Com o início da chamada Guerra Contra o Terror, dos EUA, essas terras tornaram-se novamente um ponto crítico. Diferentes facções de gangues do Taleban começaram a assumir o poder depois de serem expulsas do Afeganistão. Com o apoio tácito do Estado profundo, eles se depararam com uma série de assassinatos, extorsões e execuções de qualquer um que ousasse desafiar sua hegemonia. Foi somente depois que essas gangues tiveram uma pressão excessiva e agressiva dos EUA e outros imperialistas que o Estado do Paquistão realizou algumas ações cosméticas. Milhões de pessoas foram obrigadas a se refugiarem em seu próprio em seu próprio país. Enquanto aqueles que permaneceram sofreram a carnificina dos ataques dos drones imperialistas, da operação militar e do terrorismo islâmico. Foi depois de todos esses anos de destruição e privação que os jovens desta região se levantaram em desafio a situação.
Reação Pashtun e o PTM: fonte de inspiração e esperança
A recente coletiva de imprensa do porta-voz do Exército mostra o pânico entre os governantes.

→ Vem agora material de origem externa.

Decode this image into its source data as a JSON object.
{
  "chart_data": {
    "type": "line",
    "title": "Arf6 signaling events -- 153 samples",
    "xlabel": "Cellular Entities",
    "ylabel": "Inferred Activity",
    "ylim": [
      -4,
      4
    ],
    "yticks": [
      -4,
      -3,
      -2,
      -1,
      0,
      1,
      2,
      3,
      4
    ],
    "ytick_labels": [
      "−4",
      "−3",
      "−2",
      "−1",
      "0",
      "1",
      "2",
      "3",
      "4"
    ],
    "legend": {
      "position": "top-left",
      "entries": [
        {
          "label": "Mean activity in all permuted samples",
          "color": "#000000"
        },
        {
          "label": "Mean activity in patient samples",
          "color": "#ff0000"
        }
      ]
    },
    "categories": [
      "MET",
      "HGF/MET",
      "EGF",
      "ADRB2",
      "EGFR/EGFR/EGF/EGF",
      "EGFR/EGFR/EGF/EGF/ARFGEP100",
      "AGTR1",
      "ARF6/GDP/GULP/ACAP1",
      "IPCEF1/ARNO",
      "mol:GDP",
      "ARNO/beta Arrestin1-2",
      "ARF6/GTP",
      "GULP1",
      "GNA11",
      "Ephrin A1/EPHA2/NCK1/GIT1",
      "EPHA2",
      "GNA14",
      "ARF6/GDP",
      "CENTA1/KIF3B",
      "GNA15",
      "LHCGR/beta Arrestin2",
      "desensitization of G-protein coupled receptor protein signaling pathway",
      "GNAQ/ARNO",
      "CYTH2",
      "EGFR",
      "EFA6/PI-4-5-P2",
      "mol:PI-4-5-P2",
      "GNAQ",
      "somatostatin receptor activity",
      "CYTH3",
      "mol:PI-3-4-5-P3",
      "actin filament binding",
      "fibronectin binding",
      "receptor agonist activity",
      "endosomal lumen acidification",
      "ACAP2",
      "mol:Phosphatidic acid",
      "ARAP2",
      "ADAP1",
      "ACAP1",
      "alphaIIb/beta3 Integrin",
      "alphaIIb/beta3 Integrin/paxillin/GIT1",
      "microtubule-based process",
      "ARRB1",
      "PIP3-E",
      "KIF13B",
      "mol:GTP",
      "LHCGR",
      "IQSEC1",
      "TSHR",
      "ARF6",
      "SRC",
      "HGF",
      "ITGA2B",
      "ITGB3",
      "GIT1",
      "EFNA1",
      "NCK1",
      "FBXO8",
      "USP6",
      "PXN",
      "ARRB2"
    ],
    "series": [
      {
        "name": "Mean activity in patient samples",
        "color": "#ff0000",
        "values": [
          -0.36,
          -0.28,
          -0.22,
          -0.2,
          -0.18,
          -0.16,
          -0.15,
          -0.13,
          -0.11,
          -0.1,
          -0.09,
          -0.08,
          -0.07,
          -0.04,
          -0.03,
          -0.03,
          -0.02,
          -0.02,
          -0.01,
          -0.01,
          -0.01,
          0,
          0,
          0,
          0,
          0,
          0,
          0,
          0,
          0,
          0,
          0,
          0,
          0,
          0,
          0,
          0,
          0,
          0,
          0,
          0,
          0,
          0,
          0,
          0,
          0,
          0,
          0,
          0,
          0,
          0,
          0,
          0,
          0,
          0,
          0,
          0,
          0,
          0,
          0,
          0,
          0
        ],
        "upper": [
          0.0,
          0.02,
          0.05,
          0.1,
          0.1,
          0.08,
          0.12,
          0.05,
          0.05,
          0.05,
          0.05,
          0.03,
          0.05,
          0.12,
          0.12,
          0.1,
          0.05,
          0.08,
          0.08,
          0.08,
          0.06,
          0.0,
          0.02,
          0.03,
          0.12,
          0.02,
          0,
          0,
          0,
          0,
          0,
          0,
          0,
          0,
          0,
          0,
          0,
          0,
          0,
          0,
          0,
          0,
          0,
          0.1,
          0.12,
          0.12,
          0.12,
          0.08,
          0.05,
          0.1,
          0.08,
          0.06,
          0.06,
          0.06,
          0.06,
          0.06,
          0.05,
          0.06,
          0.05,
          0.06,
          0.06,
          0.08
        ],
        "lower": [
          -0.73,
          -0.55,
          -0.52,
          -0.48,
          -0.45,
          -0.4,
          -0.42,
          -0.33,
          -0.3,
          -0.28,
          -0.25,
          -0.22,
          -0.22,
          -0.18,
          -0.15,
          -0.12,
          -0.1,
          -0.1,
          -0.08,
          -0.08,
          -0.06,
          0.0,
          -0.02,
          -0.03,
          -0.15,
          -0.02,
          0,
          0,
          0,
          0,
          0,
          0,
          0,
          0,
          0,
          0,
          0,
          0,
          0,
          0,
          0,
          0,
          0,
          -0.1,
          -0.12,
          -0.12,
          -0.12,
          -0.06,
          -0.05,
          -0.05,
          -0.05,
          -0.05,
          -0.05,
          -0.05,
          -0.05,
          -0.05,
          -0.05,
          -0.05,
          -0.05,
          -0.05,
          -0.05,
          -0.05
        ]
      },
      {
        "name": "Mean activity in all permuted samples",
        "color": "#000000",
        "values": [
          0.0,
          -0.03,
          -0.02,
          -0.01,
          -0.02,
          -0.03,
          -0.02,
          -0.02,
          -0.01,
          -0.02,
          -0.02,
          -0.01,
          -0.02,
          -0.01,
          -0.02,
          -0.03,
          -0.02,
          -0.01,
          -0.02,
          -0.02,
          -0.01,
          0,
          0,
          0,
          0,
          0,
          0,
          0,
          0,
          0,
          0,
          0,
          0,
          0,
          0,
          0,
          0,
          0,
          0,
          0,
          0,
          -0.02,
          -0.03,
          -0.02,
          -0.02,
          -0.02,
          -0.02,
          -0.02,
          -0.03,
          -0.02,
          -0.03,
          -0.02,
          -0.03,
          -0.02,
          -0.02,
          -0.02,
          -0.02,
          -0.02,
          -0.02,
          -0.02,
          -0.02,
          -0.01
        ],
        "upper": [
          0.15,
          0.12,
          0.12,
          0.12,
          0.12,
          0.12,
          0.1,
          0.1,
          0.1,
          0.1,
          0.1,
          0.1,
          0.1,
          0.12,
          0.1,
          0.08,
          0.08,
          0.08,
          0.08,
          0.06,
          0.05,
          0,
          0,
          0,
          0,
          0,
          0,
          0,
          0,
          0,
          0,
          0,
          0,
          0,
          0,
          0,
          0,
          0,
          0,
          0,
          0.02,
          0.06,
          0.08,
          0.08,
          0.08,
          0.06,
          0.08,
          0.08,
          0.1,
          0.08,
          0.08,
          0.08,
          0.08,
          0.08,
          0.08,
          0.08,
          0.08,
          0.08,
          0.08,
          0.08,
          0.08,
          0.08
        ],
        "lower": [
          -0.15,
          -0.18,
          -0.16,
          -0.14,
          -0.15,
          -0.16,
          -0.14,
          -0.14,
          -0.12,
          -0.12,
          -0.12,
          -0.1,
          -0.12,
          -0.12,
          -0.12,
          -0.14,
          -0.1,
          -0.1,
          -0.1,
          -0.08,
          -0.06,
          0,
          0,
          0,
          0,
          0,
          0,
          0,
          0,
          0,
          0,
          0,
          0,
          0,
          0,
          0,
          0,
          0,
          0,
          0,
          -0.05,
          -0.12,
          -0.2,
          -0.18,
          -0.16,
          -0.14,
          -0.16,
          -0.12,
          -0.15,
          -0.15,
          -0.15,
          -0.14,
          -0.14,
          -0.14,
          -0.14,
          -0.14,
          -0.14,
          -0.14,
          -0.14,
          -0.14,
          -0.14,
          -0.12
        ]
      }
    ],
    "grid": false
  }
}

Enquanto tentavam defender o “Bom Taleban”, eles ameaçaram Ali Wazir. Nas primeiras horas de 06 de junho, houve relatos de “bons talibãs” reunidos em torno da aldeia de Ali e tentando sitiar sua casa, ameaçando sua vida.
A crescente crise socioeconômica no Paquistão está se manifestando como rachaduras no topo. O Estado profundo e os representantes tradicionais da burguesia estão presos em uma amarga luta sem precedentes. O Paquistão não é estranho à instabilidade política, mas desta vez nenhum time parece ser capaz de derrotar seus adversários.
O prolongado atrito está expondo todo o governo e as fileiras e os conflitos entre eles estão ficando mais severos a cada dia. Todo o sistema falhou miseravelmente em fornecer não apenas o básico para uma vida humana decente, mas também a segurança e proteção dos cidadãos comuns. Uma brutal repressão maciça contra líderes e ativistas da PTM pode desencadear uma rebelião muito mais ampla inspirando jovens e trabalhadores em todo o país. Tal movimento pode alcançar seus objetivos e se salvar através de uma transformação fundamental da sociedade. Nenhuma repressão estatal, por mais grave que seja, será capaz de sufocar as massas despertas. Mas somente a vitória de uma revolução socialista lançaria as bases para uma sociedade livre de exploração e opressão.